DEVOTION
THE
REVELATION
THE
KINGDOM
Rev
1:5-6
To
him who loves us and has freed us from our sins by his blood, 6 and has made us
to be a kingdom and priests to serve his God and Father — to him be glory and
power for ever and ever! Amen.
NIV
How
can we ever do anything that would classify as being worthy of his love? We are
his creation, we are the only portion of his creation into who he breathed his
very breathe. He spoke all the rest of creation into existence just with his
word, but when he created us, God got down on his knees in the dirt, getting
his hands dirty, forming us from that mud, and when he was done he leaned over
and breathed the breath of life into our nostrils. It is any wonder Jesus loves
us? Then because we strayed, we did not pay attention to his one command, because
of his own justice, he needed to ban us from paradise. But because he loves us,
he also had a plan to redeem us back, to justify himself back to the creation
he loves. He planned to become his own sacrifice to satisfy his own justice. It
is all about him and his love for us. We cannot ever be worthy of that kind of
love, and we may never be able to express that kind of love. He loves us so
much that Jesus experienced a horrible death, as one of us, so that he could
free us from the punishment due us because of sin. He took that sin, and
punishment so we would not have to experience it if we accept him as our Lord.
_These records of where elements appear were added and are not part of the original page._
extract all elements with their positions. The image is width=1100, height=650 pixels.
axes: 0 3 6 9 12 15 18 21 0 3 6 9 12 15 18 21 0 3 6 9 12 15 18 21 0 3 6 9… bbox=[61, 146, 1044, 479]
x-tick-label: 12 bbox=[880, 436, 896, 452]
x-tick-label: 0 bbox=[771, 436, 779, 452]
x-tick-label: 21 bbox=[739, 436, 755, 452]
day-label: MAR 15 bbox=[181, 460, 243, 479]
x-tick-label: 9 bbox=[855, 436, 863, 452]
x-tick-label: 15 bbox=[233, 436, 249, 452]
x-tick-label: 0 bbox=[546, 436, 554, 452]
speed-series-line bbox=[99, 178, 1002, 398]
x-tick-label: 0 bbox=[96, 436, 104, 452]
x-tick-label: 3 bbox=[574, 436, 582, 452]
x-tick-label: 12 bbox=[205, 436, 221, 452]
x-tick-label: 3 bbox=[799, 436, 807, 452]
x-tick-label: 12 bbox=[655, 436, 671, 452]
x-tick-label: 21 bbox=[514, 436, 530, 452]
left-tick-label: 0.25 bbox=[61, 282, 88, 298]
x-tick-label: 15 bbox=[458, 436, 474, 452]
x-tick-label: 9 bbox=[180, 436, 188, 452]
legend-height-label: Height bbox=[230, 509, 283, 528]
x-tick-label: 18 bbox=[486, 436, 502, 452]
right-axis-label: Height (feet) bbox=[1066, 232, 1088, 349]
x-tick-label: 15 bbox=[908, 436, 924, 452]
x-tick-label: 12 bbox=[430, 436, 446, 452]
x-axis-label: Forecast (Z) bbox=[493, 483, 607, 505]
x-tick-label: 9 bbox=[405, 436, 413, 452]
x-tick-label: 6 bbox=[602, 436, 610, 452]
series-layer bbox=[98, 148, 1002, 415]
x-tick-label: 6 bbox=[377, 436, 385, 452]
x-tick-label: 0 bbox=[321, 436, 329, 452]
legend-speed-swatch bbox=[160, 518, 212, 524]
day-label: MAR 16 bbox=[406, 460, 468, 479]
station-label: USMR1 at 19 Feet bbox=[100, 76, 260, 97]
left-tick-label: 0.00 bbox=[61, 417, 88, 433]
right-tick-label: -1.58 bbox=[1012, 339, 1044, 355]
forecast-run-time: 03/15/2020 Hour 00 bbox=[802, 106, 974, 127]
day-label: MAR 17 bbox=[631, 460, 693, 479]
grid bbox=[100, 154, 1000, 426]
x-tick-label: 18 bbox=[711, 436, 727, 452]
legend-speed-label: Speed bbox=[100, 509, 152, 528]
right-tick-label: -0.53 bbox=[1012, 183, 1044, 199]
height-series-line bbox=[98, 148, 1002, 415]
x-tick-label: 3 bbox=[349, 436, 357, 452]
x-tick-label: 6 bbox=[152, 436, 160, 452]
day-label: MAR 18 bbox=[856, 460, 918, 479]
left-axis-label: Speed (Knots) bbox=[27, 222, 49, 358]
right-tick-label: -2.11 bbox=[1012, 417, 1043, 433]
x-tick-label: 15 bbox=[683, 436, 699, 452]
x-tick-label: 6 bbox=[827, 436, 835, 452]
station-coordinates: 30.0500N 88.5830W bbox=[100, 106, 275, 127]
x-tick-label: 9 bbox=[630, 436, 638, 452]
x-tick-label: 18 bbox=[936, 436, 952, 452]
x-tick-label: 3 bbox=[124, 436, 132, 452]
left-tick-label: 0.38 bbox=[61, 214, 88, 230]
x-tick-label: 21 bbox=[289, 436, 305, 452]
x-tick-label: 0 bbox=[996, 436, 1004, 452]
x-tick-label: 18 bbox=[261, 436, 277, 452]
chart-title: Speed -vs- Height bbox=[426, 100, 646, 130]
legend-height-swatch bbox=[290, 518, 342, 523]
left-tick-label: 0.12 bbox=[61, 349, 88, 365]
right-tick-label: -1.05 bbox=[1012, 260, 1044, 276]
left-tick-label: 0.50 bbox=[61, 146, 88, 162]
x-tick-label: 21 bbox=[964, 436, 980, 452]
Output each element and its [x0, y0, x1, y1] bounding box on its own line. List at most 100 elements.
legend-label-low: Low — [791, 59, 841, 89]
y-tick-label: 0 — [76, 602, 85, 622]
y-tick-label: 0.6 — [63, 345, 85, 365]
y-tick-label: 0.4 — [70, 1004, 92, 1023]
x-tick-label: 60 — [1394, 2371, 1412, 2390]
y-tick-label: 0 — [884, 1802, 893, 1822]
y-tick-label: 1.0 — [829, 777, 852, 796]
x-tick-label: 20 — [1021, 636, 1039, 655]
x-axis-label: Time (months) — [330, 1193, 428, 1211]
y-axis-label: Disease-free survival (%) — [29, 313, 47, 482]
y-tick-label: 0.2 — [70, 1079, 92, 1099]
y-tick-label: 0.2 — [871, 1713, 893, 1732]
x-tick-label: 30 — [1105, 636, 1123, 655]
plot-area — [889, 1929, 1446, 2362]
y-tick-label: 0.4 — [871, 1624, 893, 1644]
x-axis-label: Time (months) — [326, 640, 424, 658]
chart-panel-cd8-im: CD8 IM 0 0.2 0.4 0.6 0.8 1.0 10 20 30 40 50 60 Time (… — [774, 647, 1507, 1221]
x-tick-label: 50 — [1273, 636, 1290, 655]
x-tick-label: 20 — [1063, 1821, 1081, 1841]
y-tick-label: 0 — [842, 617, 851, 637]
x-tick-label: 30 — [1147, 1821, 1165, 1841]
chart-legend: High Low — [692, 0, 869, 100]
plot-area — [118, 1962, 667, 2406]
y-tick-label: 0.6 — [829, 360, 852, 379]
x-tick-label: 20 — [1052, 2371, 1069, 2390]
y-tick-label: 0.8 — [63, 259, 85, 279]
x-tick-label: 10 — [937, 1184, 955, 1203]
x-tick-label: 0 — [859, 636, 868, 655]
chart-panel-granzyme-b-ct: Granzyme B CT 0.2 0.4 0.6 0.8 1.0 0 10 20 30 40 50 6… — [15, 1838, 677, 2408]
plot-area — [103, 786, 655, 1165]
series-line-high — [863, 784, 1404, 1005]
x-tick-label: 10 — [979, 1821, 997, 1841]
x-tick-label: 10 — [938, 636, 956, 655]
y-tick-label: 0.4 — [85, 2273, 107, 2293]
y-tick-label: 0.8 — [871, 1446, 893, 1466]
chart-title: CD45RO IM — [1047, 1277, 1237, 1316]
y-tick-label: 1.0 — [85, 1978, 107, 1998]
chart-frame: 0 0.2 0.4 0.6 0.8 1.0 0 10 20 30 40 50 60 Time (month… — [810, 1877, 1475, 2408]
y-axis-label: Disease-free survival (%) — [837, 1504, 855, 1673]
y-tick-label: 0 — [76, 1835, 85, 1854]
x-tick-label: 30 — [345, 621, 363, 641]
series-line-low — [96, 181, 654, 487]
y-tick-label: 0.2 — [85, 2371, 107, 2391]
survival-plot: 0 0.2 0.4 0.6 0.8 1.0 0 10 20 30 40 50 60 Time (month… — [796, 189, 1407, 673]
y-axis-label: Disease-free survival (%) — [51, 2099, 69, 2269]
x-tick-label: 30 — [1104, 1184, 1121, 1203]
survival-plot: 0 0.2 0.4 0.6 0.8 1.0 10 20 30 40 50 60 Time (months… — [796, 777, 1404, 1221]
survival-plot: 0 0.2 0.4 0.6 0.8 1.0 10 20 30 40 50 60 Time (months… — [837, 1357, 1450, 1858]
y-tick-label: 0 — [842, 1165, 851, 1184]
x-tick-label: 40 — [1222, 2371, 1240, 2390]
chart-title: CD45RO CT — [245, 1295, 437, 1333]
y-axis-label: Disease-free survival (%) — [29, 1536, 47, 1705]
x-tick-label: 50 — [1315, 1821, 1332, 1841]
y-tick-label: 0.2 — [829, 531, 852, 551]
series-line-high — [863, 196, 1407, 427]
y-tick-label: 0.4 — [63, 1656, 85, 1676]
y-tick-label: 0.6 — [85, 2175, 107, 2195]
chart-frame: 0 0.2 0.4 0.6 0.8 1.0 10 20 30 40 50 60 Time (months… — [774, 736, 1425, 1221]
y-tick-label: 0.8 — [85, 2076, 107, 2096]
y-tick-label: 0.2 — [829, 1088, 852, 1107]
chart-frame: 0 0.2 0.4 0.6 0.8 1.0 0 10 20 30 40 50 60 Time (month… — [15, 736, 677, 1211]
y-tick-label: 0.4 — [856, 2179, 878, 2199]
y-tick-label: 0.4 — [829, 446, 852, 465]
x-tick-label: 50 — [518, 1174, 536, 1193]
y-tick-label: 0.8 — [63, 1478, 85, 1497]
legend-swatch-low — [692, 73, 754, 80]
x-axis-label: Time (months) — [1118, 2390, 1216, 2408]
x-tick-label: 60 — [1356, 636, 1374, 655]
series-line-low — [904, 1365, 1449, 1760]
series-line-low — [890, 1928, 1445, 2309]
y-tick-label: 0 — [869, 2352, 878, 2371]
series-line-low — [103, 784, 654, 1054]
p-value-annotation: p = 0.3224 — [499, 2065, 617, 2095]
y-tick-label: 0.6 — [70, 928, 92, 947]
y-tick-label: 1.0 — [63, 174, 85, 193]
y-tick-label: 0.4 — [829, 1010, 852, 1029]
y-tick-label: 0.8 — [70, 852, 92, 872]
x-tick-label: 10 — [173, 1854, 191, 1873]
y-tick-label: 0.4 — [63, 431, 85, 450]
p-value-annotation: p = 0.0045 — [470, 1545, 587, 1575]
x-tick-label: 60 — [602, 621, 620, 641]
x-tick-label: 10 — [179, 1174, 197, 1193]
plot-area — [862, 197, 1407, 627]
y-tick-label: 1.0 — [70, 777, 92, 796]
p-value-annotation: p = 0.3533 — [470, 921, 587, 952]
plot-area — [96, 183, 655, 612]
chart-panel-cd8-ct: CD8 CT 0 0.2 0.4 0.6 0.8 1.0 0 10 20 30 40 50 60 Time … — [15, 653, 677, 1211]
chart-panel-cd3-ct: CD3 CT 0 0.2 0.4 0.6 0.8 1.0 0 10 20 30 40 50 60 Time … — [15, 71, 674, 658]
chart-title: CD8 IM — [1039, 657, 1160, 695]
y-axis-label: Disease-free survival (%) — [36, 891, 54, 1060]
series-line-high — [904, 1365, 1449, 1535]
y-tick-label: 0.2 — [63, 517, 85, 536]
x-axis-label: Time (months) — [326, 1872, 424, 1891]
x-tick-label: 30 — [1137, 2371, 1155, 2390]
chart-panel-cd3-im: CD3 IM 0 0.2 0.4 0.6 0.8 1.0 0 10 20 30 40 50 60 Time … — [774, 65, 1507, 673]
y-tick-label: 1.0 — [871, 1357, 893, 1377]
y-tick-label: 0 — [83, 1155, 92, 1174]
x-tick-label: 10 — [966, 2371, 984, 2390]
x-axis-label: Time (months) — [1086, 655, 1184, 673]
In addition, if freedom from sin is not enough, he has made us to be a kingdom,
which is we are the kingdom of God. Once we die, and are born again, as Jesus
explained it to Nicodemus, then we can enter into the kingdom, because we
become that kingdom. But that is not all either. We become priests to serve his
God and Father. We become priests. This means not just a few select individuals
who say they have been called and spend years within a school of higher
learning to earn a degree and then garner some ordination from a denomination
agreeing to all their doctrines in order to obtain a job preaching at some church.
Anyone who accepts Jesus Christ as their Lord and Savior, who has been born
again and who has become the kingdom of God is also a priest who serves his God
and Father. Although we use the English term priest, especially within the
Catholic Church, we are all considered by God just as the same. The Greek word
here means priest, but metaphorically, of Christians, because, purified by the
blood of Christ and brought into close contact with God, we devote our life to
him alone. This is the concept of the Catholic priest, but it should also be
the concept of our lives as we too are priests who are called to serve our
Almighty God. How do we serve him?
Rom
12:1-2
12:1
Therefore, I urge you, brothers, in view of God's mercy, to offer your bodies
as living sacrifices, holy and pleasing to God — this is your spiritual act of
worship. 2 Do not conform any longer to the pattern of this world, but be
transformed by the renewing of your mind. Then you will be able to test and
approve what God's will is — his good, pleasing and perfect will.
NIV
This
should put to rest any question as to how we serve our Lord, how we are his
kingdom. There are only two kingdoms in existence, the kingdom of darkness and
the kingdom of light. We know who thinks he rules over the kingdom of darkness,
but in essence it is our own evil hearts who reign in the darkness. But Jesus
has called us out of that kingdom into the kingdom of light, his light, and so
we are now a part of the kingdom of God, being a priest, devoted to him and him
alone. That means we forsake any form of devotion to any part of the kingdom of
darkness. We forsake everything for his sake, so that through us the world sees
his glory and power, forever and ever, amen.